76 Neste ponto, Wolff nota que o fundamento da filosofia moral e civil, assim como do direito natural, é a

determinação da alma a si mesma a partir de motivos. Seja na demonstração de quais ações são honestas e quais indecentes, e quais se devem cometer e quais omitir; seja na demonstração de como pode o homem agir de acordo com a lei da natureza, ou ainda em como se pode obrigá-lo a agir e punir sua ação, tudo isto se liga à possibilidade da alma se determinar a si mesma (PE, §.945).

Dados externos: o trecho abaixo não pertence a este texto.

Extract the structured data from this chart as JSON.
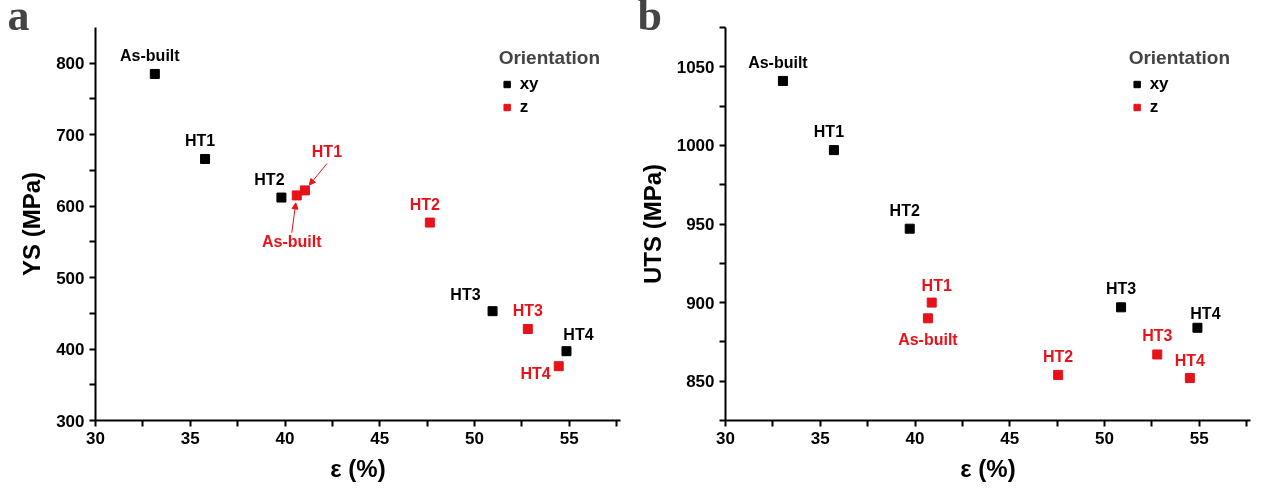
{
  "chart_data": [
    {
      "type": "scatter",
      "xlabel": "ε (%)",
      "ylabel": "YS (MPa)",
      "legend_title": "Orientation",
      "legend": "top right",
      "marker": "square",
      "grid": false,
      "xlim": [
        30,
        57.7
      ],
      "xticks": [
        30,
        {
          "value": 32.5,
          "label": null
        },
        35,
        {
          "value": 37.5,
          "label": null
        },
        40,
        {
          "value": 42.5,
          "label": null
        },
        45,
        {
          "value": 47.5,
          "label": null
        },
        50,
        {
          "value": 52.5,
          "label": null
        },
        55,
        {
          "value": 57.5,
          "label": null
        }
      ],
      "ylim": [
        300,
        850
      ],
      "yticks": [
        300,
        {
          "value": 350,
          "label": null
        },
        400,
        {
          "value": 450,
          "label": null
        },
        500,
        {
          "value": 550,
          "label": null
        },
        600,
        {
          "value": 650,
          "label": null
        },
        700,
        {
          "value": 750,
          "label": null
        },
        800
      ],
      "series": [
        {
          "name": "xy",
          "color": "#000000",
          "x": [
            33.13,
            35.78,
            39.81,
            50.95,
            54.85
          ],
          "values": [
            785,
            666,
            612,
            453,
            397
          ]
        },
        {
          "name": "z",
          "color": "#e8121a",
          "x": [
            40.62,
            41.05,
            47.64,
            52.81,
            54.44
          ],
          "values": [
            615,
            622,
            577,
            428,
            376
          ]
        }
      ],
      "annotations": [
        "a",
        {
          "text": "As-built",
          "x": 33.13,
          "y": 785
        },
        {
          "text": "HT1",
          "x": 35.78,
          "y": 666
        },
        {
          "text": "HT2",
          "x": 39.81,
          "y": 612
        },
        {
          "text": "HT3",
          "x": 50.95,
          "y": 453
        },
        {
          "text": "HT4",
          "x": 54.85,
          "y": 397
        },
        {
          "text": "As-built",
          "x": 40.62,
          "y": 615
        },
        {
          "text": "HT1",
          "x": 41.05,
          "y": 622
        },
        {
          "text": "HT2",
          "x": 47.64,
          "y": 577
        },
        {
          "text": "HT3",
          "x": 52.81,
          "y": 428
        },
        {
          "text": "HT4",
          "x": 54.44,
          "y": 376
        }
      ]
    },
    {
      "type": "scatter",
      "xlabel": "ε (%)",
      "ylabel": "UTS (MPa)",
      "legend_title": "Orientation",
      "legend": "top right",
      "marker": "square",
      "grid": false,
      "xlim": [
        30,
        57.7
      ],
      "xticks": [
        30,
        {
          "value": 32.5,
          "label": null
        },
        35,
        {
          "value": 37.5,
          "label": null
        },
        40,
        {
          "value": 42.5,
          "label": null
        },
        45,
        {
          "value": 47.5,
          "label": null
        },
        50,
        {
          "value": 52.5,
          "label": null
        },
        55,
        {
          "value": 57.5,
          "label": null
        }
      ],
      "ylim": [
        825,
        1075
      ],
      "yticks": [
        {
          "value": 825,
          "label": null
        },
        850,
        {
          "value": 875,
          "label": null
        },
        900,
        {
          "value": 925,
          "label": null
        },
        950,
        {
          "value": 975,
          "label": null
        },
        1000,
        {
          "value": 1025,
          "label": null
        },
        1050,
        {
          "value": 1075,
          "label": null
        }
      ],
      "series": [
        {
          "name": "xy",
          "color": "#000000",
          "x": [
            33.03,
            35.72,
            39.72,
            50.87,
            54.9
          ],
          "values": [
            1041,
            997,
            947,
            897,
            884
          ]
        },
        {
          "name": "z",
          "color": "#e8121a",
          "x": [
            40.68,
            40.88,
            47.55,
            52.78,
            54.5
          ],
          "values": [
            890,
            900,
            854,
            867,
            852
          ]
        }
      ],
      "annotations": [
        "b",
        {
          "text": "As-built",
          "x": 33.03,
          "y": 1041
        },
        {
          "text": "HT1",
          "x": 35.72,
          "y": 997
        },
        {
          "text": "HT2",
          "x": 39.72,
          "y": 947
        },
        {
          "text": "HT3",
          "x": 50.87,
          "y": 897
        },
        {
          "text": "HT4",
          "x": 54.9,
          "y": 884
        },
        {
          "text": "As-built",
          "x": 40.68,
          "y": 890
        },
        {
          "text": "HT1",
          "x": 40.88,
          "y": 900
        },
        {
          "text": "HT2",
          "x": 47.55,
          "y": 854
        },
        {
          "text": "HT3",
          "x": 52.78,
          "y": 867
        },
        {
          "text": "HT4",
          "x": 54.5,
          "y": 852
        }
      ]
    }
  ]
}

Sobre a relação entre mente e corpo

A respeito da relação entre mente e corpo (commercium inter mentem et corpus), Wolff também traz noções por nós já conhecidas (DM, §§.527-539). Primeiramente, retoma aqui a ideia de que na experiência notamos que coexistem algumas atividades da alma e do corpo, mas não observamos a razão dessa coexistência no corpo ou na alma, nem na ação de um no outro. Wolff tampouco nega aqui esta ação, na medida em que isto implicaria aceitar como princípio a inexistência daquilo que não observamos enquanto ocorre, ou do que não somos conscientes – o que, em sua opinião, é falso (PE, §§.947-956). Sobre esta coexistência das mudanças do corpo e da alma, portanto, diz Wolff, o único que se pode afirmar a partir da experiência é que a razão da origem das percepções na mente pode ser dada a partir das mudanças nos órgãos sensórios, isto é, não da sua atualidade, mas do momento (simultaneidade e continuidade) em que ocorrem e das suas especificações – e vice-versa, no que se refere aos movimentos voluntários no corpo e volições da alma (§§.959-960). Nestes termos, se dá entre os dois uma mútua dependência, que constitui o que se chama propriamente de relação (commercium) da mente com o corpo (§§.960-961)77. Desta se deriva ainda a união (unio) entre os dois (que constituem, assim, uma substância composta), e se atribui o regime do corpo (regimen corporis) à alma (§§.962-964). Mas em que consiste tudo isto, finaliza Wolff, só se pode compreender após a apresentação da razão a priori dessa relação – a psicologia empírica não se dedica a isto, e o que ensina sobre esta relação é o suficiente para teólogos, juristas, médicos e filósofos na filosofia moral e civil (§.964).

Com isto, Wolff encerra sua psicologia empírica.